# For Those Who Suffer Solipsism



## nectarios82 (Sep 9, 2013)

We all know Solipsism is Rubbish. But when you are in that state of mind, you believe different. My suggestion to those of you who suffer with this is to take ONE DAY. Take the whole day off, get some pizza, a warm blanket and a quiet room with a flat screen TV.

.......And spend ONE WHOLE DAY...."Keeping up with the Kardashians"

Seriously. Order a whole season on iTunes or on Time warner Cable on Demand.

Stay home and watch the whole season. Pay special attention to their Egos. How they act, how they act in front of the camera. Study their attitudes and what not.

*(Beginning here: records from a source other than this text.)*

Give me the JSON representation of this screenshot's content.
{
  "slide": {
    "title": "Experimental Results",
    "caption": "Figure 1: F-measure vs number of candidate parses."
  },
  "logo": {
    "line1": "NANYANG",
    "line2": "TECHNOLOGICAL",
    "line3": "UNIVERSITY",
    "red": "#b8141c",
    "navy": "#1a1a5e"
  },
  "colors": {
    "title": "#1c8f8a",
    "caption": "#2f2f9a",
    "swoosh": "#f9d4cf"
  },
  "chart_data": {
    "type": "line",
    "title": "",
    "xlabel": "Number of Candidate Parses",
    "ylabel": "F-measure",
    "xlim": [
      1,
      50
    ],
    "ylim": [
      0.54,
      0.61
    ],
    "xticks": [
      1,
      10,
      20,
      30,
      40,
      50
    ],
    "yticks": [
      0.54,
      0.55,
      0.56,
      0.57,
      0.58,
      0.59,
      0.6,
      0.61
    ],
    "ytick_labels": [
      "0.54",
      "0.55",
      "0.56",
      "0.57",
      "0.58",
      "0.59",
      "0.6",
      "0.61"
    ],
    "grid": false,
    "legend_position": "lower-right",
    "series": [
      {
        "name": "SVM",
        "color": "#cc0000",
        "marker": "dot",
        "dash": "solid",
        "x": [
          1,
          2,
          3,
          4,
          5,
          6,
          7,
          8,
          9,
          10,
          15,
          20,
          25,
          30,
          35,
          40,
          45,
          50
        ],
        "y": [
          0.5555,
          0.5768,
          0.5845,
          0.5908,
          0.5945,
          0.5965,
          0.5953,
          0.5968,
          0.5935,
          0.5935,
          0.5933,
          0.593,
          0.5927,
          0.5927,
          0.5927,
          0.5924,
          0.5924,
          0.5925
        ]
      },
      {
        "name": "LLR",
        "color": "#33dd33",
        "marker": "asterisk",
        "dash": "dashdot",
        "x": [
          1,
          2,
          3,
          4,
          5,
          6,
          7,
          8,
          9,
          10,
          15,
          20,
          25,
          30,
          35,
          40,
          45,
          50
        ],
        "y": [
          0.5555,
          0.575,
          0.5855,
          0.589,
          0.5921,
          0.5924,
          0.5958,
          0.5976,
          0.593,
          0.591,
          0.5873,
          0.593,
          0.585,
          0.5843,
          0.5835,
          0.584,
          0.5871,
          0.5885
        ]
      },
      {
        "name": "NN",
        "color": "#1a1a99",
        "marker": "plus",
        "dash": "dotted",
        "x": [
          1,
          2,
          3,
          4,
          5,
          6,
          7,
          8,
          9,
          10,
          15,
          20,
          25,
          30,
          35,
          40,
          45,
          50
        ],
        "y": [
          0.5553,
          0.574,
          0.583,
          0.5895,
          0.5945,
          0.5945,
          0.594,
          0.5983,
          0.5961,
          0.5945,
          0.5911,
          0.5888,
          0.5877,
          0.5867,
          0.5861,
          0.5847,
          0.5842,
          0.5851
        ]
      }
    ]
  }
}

Believe me. After spending a few hours with the Kardashians, YOU WONT FEEL ALONE ANYMORE

People are real man, and so are you. Even if you just catch fifteen minutes of them on E! and see what I mean, you will be tempted to watch the whole season and will come out of this state of mind. I promise!

There will be some of you who will laugh at this or call me crazy, but hey. it works!


----------



## Jurgen (Aug 3, 2013)

Exactly. Now, whenever I think about Solipsism, I keep in mind that if everyone else were simply figments of my imagination, I never would've consented half of these celebrities into existence.


----------



## Jurgen (Aug 3, 2013)

There's only a hint of truth to Solipsism, and that's "I have my opinion and you have yours".


----------



## nectarios82 (Sep 9, 2013)

Jurgen said:


> Exactly. Now, whenever I think about Solipsism, I keep in mind that if everyone else were simply figments of my imagination, I never would've consented half of these celebrities into existence.


LOL sooooooo true!


----------



## nectarios82 (Sep 9, 2013)

i never said i liked the kardashians. im just saying , watching them makes me feel better


----------



## Jurgen (Aug 3, 2013)

I love watching The Kardashians, makes me feel less messed up.


----------



## nectarios82 (Sep 9, 2013)

u being sarcastic?


----------



## Jurgen (Aug 3, 2013)

Not at all


----------



## nectarios82 (Sep 9, 2013)

eh, u get the idea


----------



## missjess (Jun 1, 2012)

This whole thing about Solipsism is rubbish, do ur selves a favour and don't associate with it.


----------